Не в оправдание, а в сопряжение: удивительным образом и у самих американцев, по сути, нет литературной парадигмы Нью-Йорка — город возникает по кускам, так слепые описывают слона. Для целого нужна передышка, чтоб натурщик посидел тихо. Нью-Йорк текуч, стремителен, изменчив, его не уложить на бумагу.
Еще: в Америке нет и никогда не было центра, Парижа. В ее литературе не могло быть вопля: «В Москву! В Москву!»
Конечно, Нью-Йорк воспет: есть «Мост» Харта Крейна, стихи Джона О’Хары, проза Сэлинджера, Дональда Бартельми, Тома Вулфа, эссе Скотта Фицджеральда, но в общем оскорбительно мало — оскорбительно то ли для города, то ли, скорее, для пишущих. Может быть, лучше других осознал Нью-Йорк О. Генри. Город у него оборачивается грандиозной изнанкой: по пушкинскому слову, «охота видеть его на судне», и тут-то ясно, что «он и мал и мерзок — не так, как вы — иначе». Нью-Йорк у О. Генри — неразрывный великоничтожный образ. И таков в Нью-Йорке человек.
Хорошо помню, как увидел город впервые, из аэропорта Кеннеди попав в бруклинский отель «Сент-Джордж», глядящий через Ист-Ривер на Манхэттен. Был январский вечер, и в маленьком окошке номера на верхнем этаже стояло нечто неподвластное глазу и уму. Я стоял, всматриваясь в этот застывший залп, сын таращил круглые глаза, жена плакала, непонятно было, зачем мы здесь.
Я и сейчас понимаю не вполне, уже давно называя этот город домом. Культурный шок длится все семнадцать лет, переживаемый ежедневно, с отвращением и восторгом. Думаю, в Нью-Йорке нельзя жить, не испытывая комплекса неполноценности, — другое дело, что здесь это чувство максимально естественно. Такой комплекс одолевает мальчика рядом со взрослым, так можно переживать свою неравновеликость Ниагарскому водопаду. Нью-Йорк — явление природное, оттого и описывать его нужно не как здания на улицах, а как землетрясение или майскую ночь.
Всю ту январскую ночь в отеле «Сент-Джордж» — правда, я и так не спал — за стеной кричал сумасшедший:
Среди моих здешних литературных знакомых попадаются и настоящие безумцы, но больше чудаков и эксцентриков, которых центробежная сила империи вынесла на берега двух чужих океанов. Эмигрант по определению социально активен, а в материально расслабляющей среде его энергия, если не направлена на бизнес, часто проявляется в художестве.
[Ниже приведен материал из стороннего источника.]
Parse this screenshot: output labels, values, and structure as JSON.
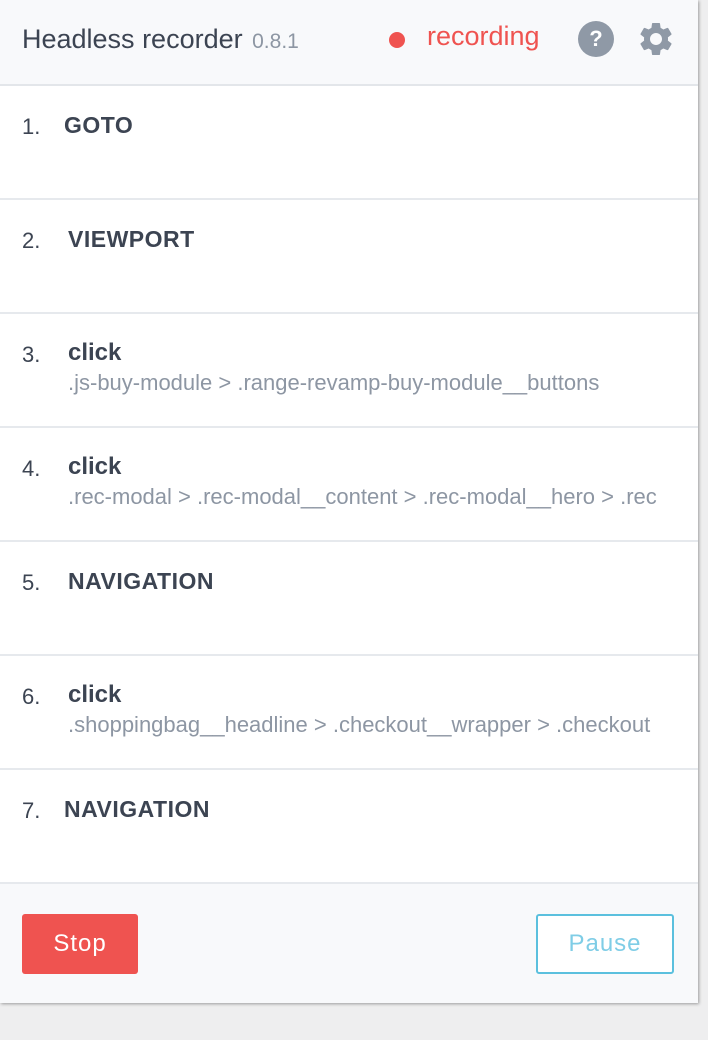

Не то что Нью-Йорк побуждает к писательству, но пишущий вписывается в него легко.
На Брайтон-Бич, попробовав себя в Техасе, осел поэт и издатель Константин Константинович Кузьминский — кумир и пугало не одного окололитературного поколения. Сейчас ККК уже не тот пламенный футурист, который наложил кучу на банкетный стол во время важного приема в Вашингтоне. На шестом десятке он ослабел, но еще прихорашивается к вечерам арт-партии «Правда», созданной русскими художниками для борьбы за патриархальные ценности — от рифм до гетеросексуальной любви. ККК выходит то в обычном своем балахоне, зато с зелеными волосами, а то и в кружевном подвенечном платье. На Брайтоне его неизменный подвал, который он находит где угодно, а не нашел бы — так вырыл, по-прежнему привлекает публику. Правда, не так, как в баснословные времена Некрасовки.
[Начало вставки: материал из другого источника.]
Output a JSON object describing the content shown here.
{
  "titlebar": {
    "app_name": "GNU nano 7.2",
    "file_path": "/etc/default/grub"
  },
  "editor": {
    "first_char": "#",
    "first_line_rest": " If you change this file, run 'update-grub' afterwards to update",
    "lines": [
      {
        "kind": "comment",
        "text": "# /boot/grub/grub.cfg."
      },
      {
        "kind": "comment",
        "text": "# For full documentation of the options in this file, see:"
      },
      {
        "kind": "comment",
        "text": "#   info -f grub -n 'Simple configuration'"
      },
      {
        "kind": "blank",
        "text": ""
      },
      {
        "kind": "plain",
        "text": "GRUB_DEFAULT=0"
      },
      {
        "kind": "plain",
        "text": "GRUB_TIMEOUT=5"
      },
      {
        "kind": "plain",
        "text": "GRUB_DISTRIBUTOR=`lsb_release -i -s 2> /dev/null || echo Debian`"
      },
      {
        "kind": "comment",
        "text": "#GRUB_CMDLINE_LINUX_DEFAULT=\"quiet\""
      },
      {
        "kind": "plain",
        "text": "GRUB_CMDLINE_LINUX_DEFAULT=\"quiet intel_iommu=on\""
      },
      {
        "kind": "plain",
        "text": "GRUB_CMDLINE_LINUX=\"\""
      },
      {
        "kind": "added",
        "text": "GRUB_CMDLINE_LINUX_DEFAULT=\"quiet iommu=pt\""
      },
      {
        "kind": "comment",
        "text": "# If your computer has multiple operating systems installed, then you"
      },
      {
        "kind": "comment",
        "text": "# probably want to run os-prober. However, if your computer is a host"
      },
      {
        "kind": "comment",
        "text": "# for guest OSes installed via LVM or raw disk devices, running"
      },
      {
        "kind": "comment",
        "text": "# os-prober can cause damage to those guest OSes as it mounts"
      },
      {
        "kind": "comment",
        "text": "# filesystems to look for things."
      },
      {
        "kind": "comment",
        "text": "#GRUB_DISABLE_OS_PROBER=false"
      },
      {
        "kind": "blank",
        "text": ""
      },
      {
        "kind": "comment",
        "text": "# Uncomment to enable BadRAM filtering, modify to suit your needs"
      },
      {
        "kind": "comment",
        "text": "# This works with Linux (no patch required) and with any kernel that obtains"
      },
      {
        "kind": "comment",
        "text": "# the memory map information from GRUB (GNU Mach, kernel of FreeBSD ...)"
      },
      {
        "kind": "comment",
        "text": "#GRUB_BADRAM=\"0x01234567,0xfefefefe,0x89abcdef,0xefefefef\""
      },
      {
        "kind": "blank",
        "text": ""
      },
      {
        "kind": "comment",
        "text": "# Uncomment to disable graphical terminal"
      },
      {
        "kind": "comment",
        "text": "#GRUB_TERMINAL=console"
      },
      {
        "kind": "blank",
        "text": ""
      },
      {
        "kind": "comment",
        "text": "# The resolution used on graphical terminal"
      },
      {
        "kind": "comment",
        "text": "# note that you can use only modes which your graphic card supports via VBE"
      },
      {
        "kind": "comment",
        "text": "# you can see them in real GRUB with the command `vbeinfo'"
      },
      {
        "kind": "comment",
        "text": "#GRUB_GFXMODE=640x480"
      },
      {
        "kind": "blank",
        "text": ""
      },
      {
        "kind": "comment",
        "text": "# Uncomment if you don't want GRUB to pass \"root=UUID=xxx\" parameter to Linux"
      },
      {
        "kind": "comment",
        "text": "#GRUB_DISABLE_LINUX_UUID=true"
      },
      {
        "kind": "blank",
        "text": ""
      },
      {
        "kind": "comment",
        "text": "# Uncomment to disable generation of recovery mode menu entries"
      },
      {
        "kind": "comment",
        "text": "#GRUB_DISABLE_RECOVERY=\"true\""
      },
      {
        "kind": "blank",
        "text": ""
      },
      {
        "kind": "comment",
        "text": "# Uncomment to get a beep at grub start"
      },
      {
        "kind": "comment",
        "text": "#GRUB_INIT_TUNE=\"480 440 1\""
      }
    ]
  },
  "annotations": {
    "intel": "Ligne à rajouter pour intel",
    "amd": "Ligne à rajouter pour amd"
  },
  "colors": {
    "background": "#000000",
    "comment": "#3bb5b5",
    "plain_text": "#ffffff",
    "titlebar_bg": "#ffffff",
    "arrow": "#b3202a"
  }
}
В 80-е это было самое экзотическое место русского Нью-Йорка. Художник Владимир Некрасов купил квартал деревянных домов за Ист-Ривер, у Вильямсбургского моста. Жилье, витражную мастерскую, баню освятил отец Викторин, бывший духовник дочери Льва Толстого, и за умеренную плату въехала богема. Кузьминский одну из двух комнат сделал галереей. Помню выставку ныне покойного Василия Ситникова: он встречал гостей в набедренной повязке, в свои семьдесят похожий на микеланджеловского раба.
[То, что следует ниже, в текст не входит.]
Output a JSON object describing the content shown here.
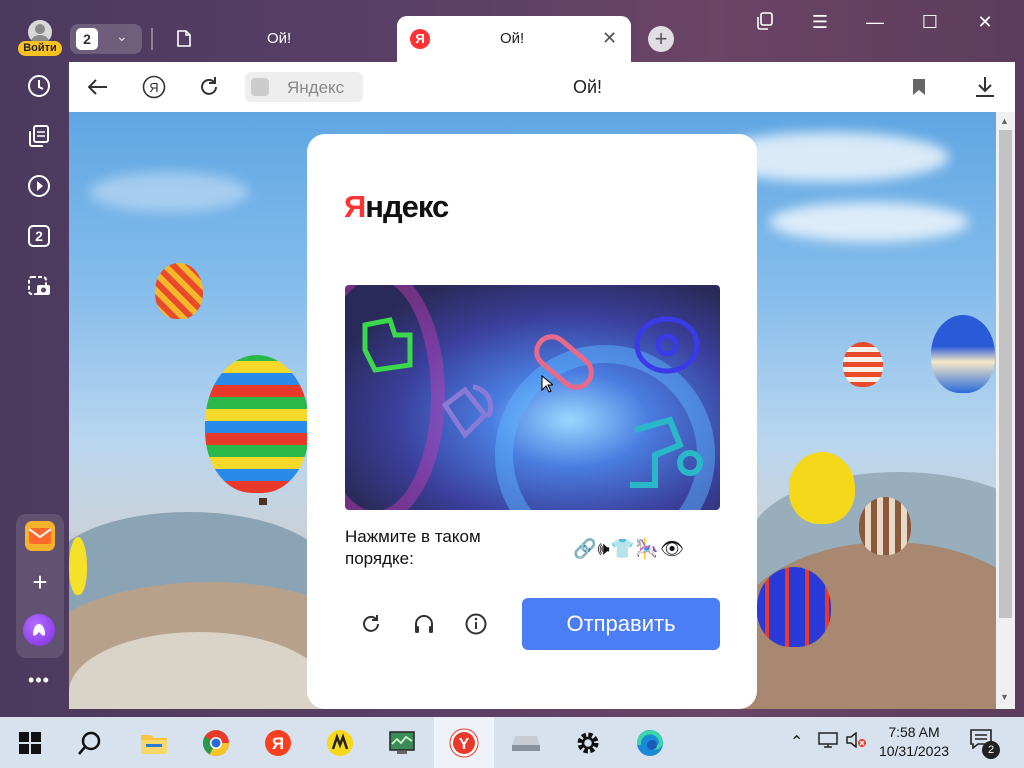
{
  "browser": {
    "profile": {
      "login_label": "Войти"
    },
    "tab_count": "2",
    "tabs": [
      {
        "title": "Ой!",
        "active": false
      },
      {
        "title": "Ой!",
        "active": true,
        "favicon_letter": "Я"
      }
    ],
    "new_tab_label": "+",
    "window_controls": {
      "minimize": "—",
      "maximize": "☐",
      "close": "✕"
    },
    "toolbar": {
      "domain": "Яндекс",
      "page_title": "Ой!"
    },
    "sidebar": {
      "tab_badge": "2",
      "more": "•••"
    }
  },
  "captcha": {
    "logo_red": "Я",
    "logo_rest": "ндекс",
    "instruction": "Нажмите в таком порядке:",
    "sequence": "🔗🕪👕🎠👁",
    "submit_label": "Отправить"
  },
  "taskbar": {
    "time": "7:58 AM",
    "date": "10/31/2023",
    "notification_count": "2"
  },
  "colors": {
    "accent_blue": "#4b7ef6",
    "yandex_red": "#ff3333",
    "login_yellow": "#f8c221"
  }
}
Здесь ККК закончил (закончил ли?) работу над монументальной поэтической антологией, смысл которой был изрядно подорван Горбачевым, — впрочем, происшедшее в России аукнулось не только на ней. Надеюсь, этим трудом займутся исследователи — и обнаружат, что девятитомник стихов и разнузданных комментариев есть не только документ эпохи, но и памятник, отксерографированный Кузьминским самому себе.